Christmas is over. The cheerful season full of holiday tunes and merriment – gone until next year.
The month of December flew by, and now it is time to haul out the Christmas tree, wind up the lights, and get on to January.

It’s sad. At least for me.
I enjoy making new year resolutions and looking forward in life instead of backwards. But these short days following that favorite day of the year¸ I find it hard not to look back. Not to look back and feel overall jipped for how speed-of-lightning quick the weeks between Thanksgiving and Christmas seemed to fly.
And now it’s all over, again, until next year….
That is how I used to think, and how I think most people live out their winter: Christmas is a rush and then it’s over, then January sets in.
Really, is it any wonder why January epitomizes the wintertime blues?
A Short Time to Celebrate
Thanksgiving is my favorite holiday, and those who know me call me a Grinch about Christmas if its before that grateful holiday at the end of each November.
I absolutely love Christmas and the Christmas season. But I have no appreciation for Christmas music in September or for box-office decorations in October.
That said, celebrating Christmas with the lights, the tree, favorite holiday goodies, and filling the air with classic Christmas tunes does not happen in our home until the turkey is deboned and the pies are eaten.
Whether it starts Thursday night or Friday morning, our family’s worldly celebration of Christmas waits for Thanksgiving.
This allows time to celebrate each holiday, to give both holidays my focus. Gratitude for the harvest, for home, for family. Then a celebration of the greatest gift ever given to this world.
The only hiccup is it leaves just four short weeks to celebrate the most wonderful time of the year!
Putting aside the ups and downs of gift finding, gift making, gift baking, and gift giving – setting all of that aside – four weeks goes too fast.
I am a Christian, who treasures the opportunity December gives me to reflect on Jesus Christ and his miraculous birth.
I love hearing Christmas carols and singing them off-tune in the best way I know how. I love the decorations that symbolize that first Christmas night. Setting up my collection of nativities and re-telling the Christmas story.
Those are all yearly traditions that I love to do this time of year.

Like so many of you, I have a pocketful of traditions that really bring that special Christmas light into my heart.
I love to focus on the true meaning of Christmas, on our Savior, Jesus Christ. As a mother of littles and as just a person in our modern world, I also hold some appreciation for the “fun” of Christmas.
Keeping up the magic of Santa Clause, watching the classic clay-cartoons, watching ultra-cheesy holiday Hallmarks (why…? I still haven’t figured that one out. Just one of those silly little things I enjoy without any logical understanding as to why). Listening to my favorites Christmas songs over and over. Baking tons of Christmas goodies and taking treats to my neighbors.
All the little things that help build the magic.
Keeping the Spirit
Over the years, I have found myself not just exhausted those first four weeks in December trying to juggle and fit in all the many Christmasy things that my heart so childishly wants to do. But after all the exhaustion, I fin myself turning around in those few days after Christmas Day feeling sorry that the season is over.

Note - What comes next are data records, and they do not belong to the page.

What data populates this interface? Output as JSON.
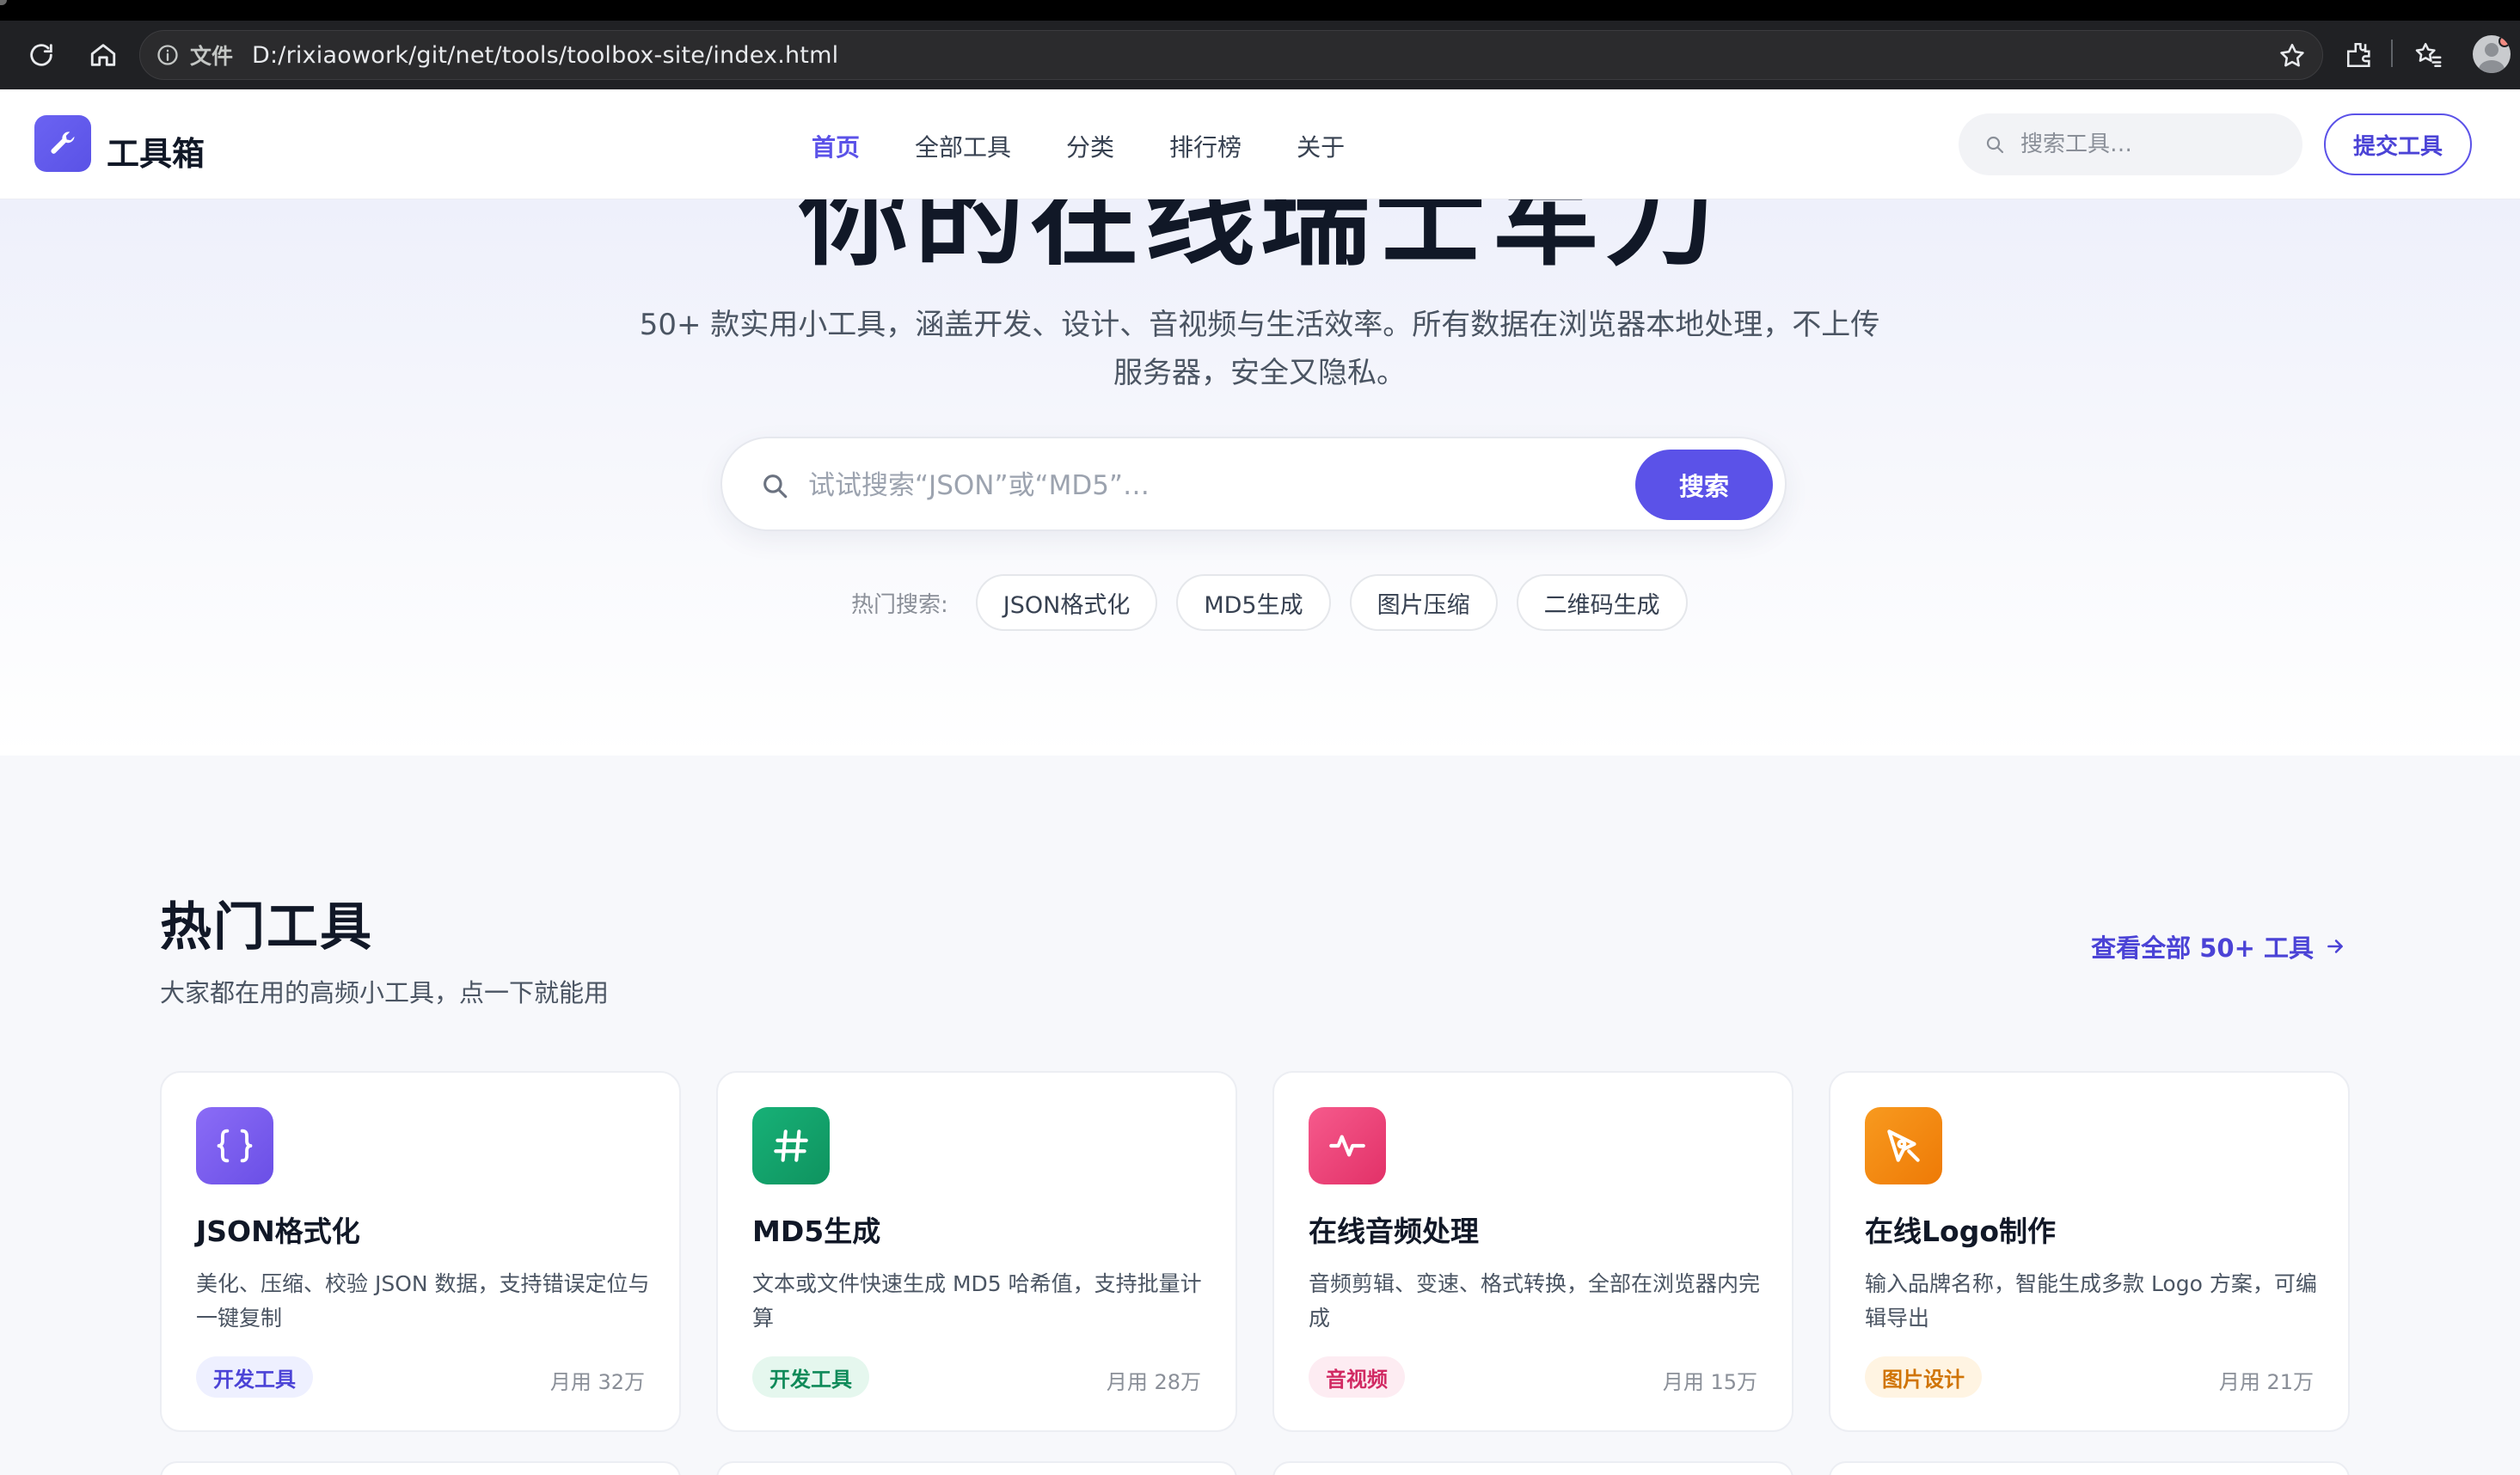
{
  "browser": {
    "protocol_label": "文件",
    "url": "D:/rixiaowork/git/net/tools/toolbox-site/index.html"
  },
  "header": {
    "logo_text": "工具箱",
    "nav": [
      {
        "label": "首页",
        "active": true
      },
      {
        "label": "全部工具",
        "active": false
      },
      {
        "label": "分类",
        "active": false
      },
      {
        "label": "排行榜",
        "active": false
      },
      {
        "label": "关于",
        "active": false
      }
    ],
    "search_placeholder": "搜索工具…",
    "submit_label": "提交工具"
  },
  "hero": {
    "title": "你的在线瑞士军刀",
    "subtitle": "50+ 款实用小工具，涵盖开发、设计、音视频与生活效率。所有数据在浏览器本地处理，不上传服务器，安全又隐私。",
    "search_placeholder": "试试搜索“JSON”或“MD5”…",
    "search_button": "搜索",
    "hot_label": "热门搜索:",
    "hot_terms": [
      "JSON格式化",
      "MD5生成",
      "图片压缩",
      "二维码生成"
    ]
  },
  "popular": {
    "title": "热门工具",
    "subtitle": "大家都在用的高频小工具，点一下就能用",
    "view_all": "查看全部 50+ 工具",
    "cards": [
      {
        "title": "JSON格式化",
        "desc": "美化、压缩、校验 JSON 数据，支持错误定位与一键复制",
        "tag": "开发工具",
        "uses": "月用 32万",
        "icon": "braces-icon",
        "icon_color": "#7a5cf0",
        "tag_bg": "#eef0ff",
        "tag_color": "#4b43d6"
      },
      {
        "title": "MD5生成",
        "desc": "文本或文件快速生成 MD5 哈希值，支持批量计算",
        "tag": "开发工具",
        "uses": "月用 28万",
        "icon": "hash-icon",
        "icon_color": "#12a06a",
        "tag_bg": "#e5f7ee",
        "tag_color": "#0f8a59"
      },
      {
        "title": "在线音频处理",
        "desc": "音频剪辑、变速、格式转换，全部在浏览器内完成",
        "tag": "音视频",
        "uses": "月用 15万",
        "icon": "waveform-icon",
        "icon_color": "#ee3f79",
        "tag_bg": "#fdecf2",
        "tag_color": "#d12a63"
      },
      {
        "title": "在线Logo制作",
        "desc": "输入品牌名称，智能生成多款 Logo 方案，可编辑导出",
        "tag": "图片设计",
        "uses": "月用 21万",
        "icon": "pen-tool-icon",
        "icon_color": "#f5870c",
        "tag_bg": "#fff4e2",
        "tag_color": "#d07406"
      }
    ]
  },
  "colors": {
    "accent": "#5b52e8",
    "browser_bg": "#202124"
  }
}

It never lasts long enough.
And for those of you with the word “simplify” on your minds and my mention of exhaustion – Yes, simplification is often the thing we most need in life.
But rather than cutting out all of my favorite Christmas to-dos for lack of time before that blessed day, I have found that I can, in fact, do all my favorite Christmas things if I expand my Christmas season.

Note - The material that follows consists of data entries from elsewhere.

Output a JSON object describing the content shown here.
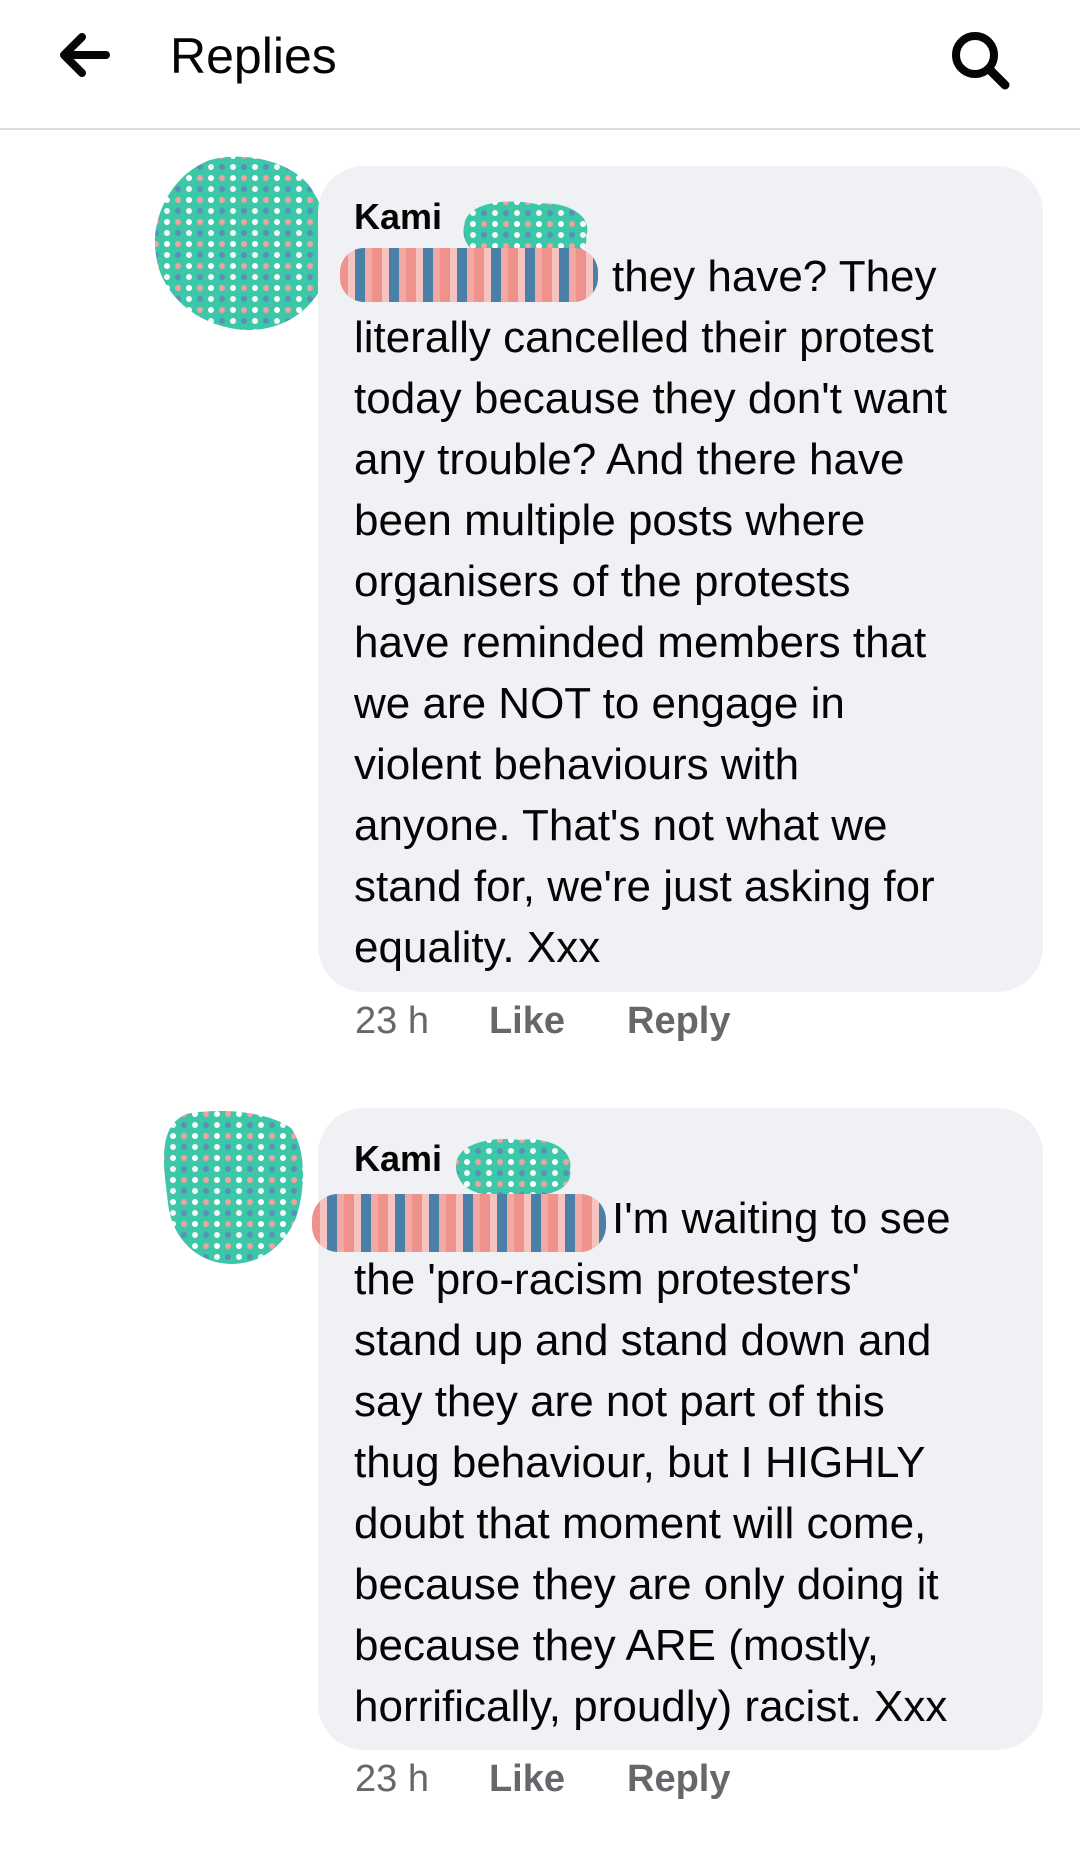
{
  "header": {
    "title": "Replies",
    "back_icon": "arrow-left-icon",
    "search_icon": "search-icon"
  },
  "colors": {
    "bubble_bg": "#f0f1f4",
    "meta_text": "#65676b",
    "redaction_teal": "#3cc7a8",
    "redaction_stripe_pink": "#f0928c",
    "redaction_stripe_blue": "#4a7fa8"
  },
  "comments": [
    {
      "author": "Kami",
      "text": "they have? They\nliterally cancelled their protest\ntoday because they don't want\nany trouble? And there have\nbeen multiple posts where\norganisers of the protests\nhave reminded members that\nwe are NOT to engage in\nviolent behaviours with\nanyone. That's not what we\nstand for, we're just asking for\nequality. Xxx",
      "time": "23 h",
      "like_label": "Like",
      "reply_label": "Reply"
    },
    {
      "author": "Kami",
      "text": "I'm waiting to see\nthe 'pro-racism protesters'\nstand up and stand down and\nsay they are not part of this\nthug behaviour, but I HIGHLY\ndoubt that moment will come,\nbecause they are only doing it\nbecause they ARE (mostly,\nhorrifically, proudly) racist. Xxx",
      "time": "23 h",
      "like_label": "Like",
      "reply_label": "Reply"
    }
  ]
}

Now, this idea of expanding the Christmas season is not at all unique. Many people do this. Commercial businesses have been doing it for decades. They simply set up the Christmas tree and start up the lights the day after Halloween.

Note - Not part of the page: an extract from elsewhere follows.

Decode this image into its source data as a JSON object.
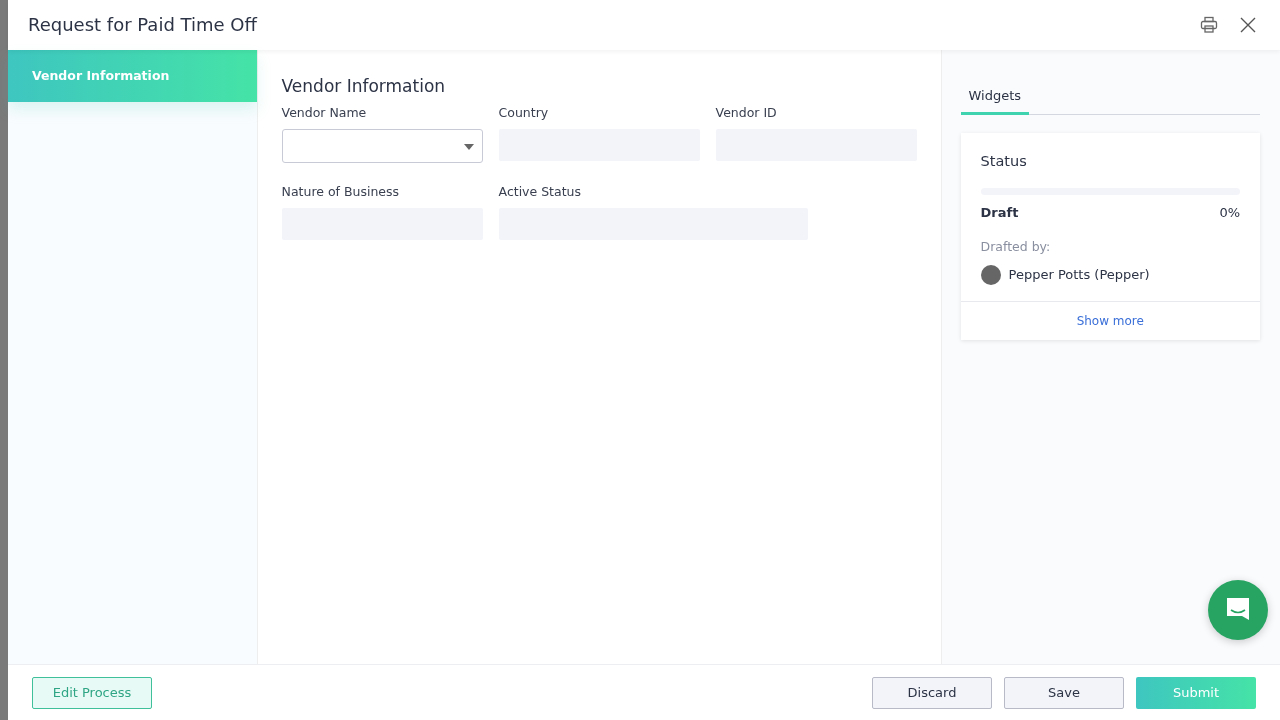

But as I pointed out above, I love Thanksgiving. And stepping over it year-after-year to usher in Christmas a full month early seems … well, just not what I want to do.
There’s also the factor of harvest.
Living in the West, garden harvest and preservation is often still in full-swing those first weeks of November.
When I think of Christmas, I personally think of snow, or at least solid frost mornings (though this year’s weather patterns are certainly contradicting all of that imagery). But Christmas is still associated with winter. Not fall.
When I speak of expanding my Christmas season, I am not referring to moving it forward in order to celebrate it longer. I refer to celebrating it in the season, and then letting it stay.
When the new year comes, my tree stays up. So do my Christmas lights. I play Christmas music and watch Christmas classics (or cheesy films) through the month of January.
And the baked goods? Oh, yeah. They stay too. Not to totally baffle my waist line (though there is a little of that happening), but to also help me spread my sweet tooth eating to save myself a tummy ache. Because, yes, I am that much of a child. I will totally eat more sweets than I should and give myself a belly ache.

Christmas at our house goes from Black Friday (the day after Christmas) to January 25. And I think I will keep it that way.
Afterall, I see no reason why that favorite time of year can’t last a little longer.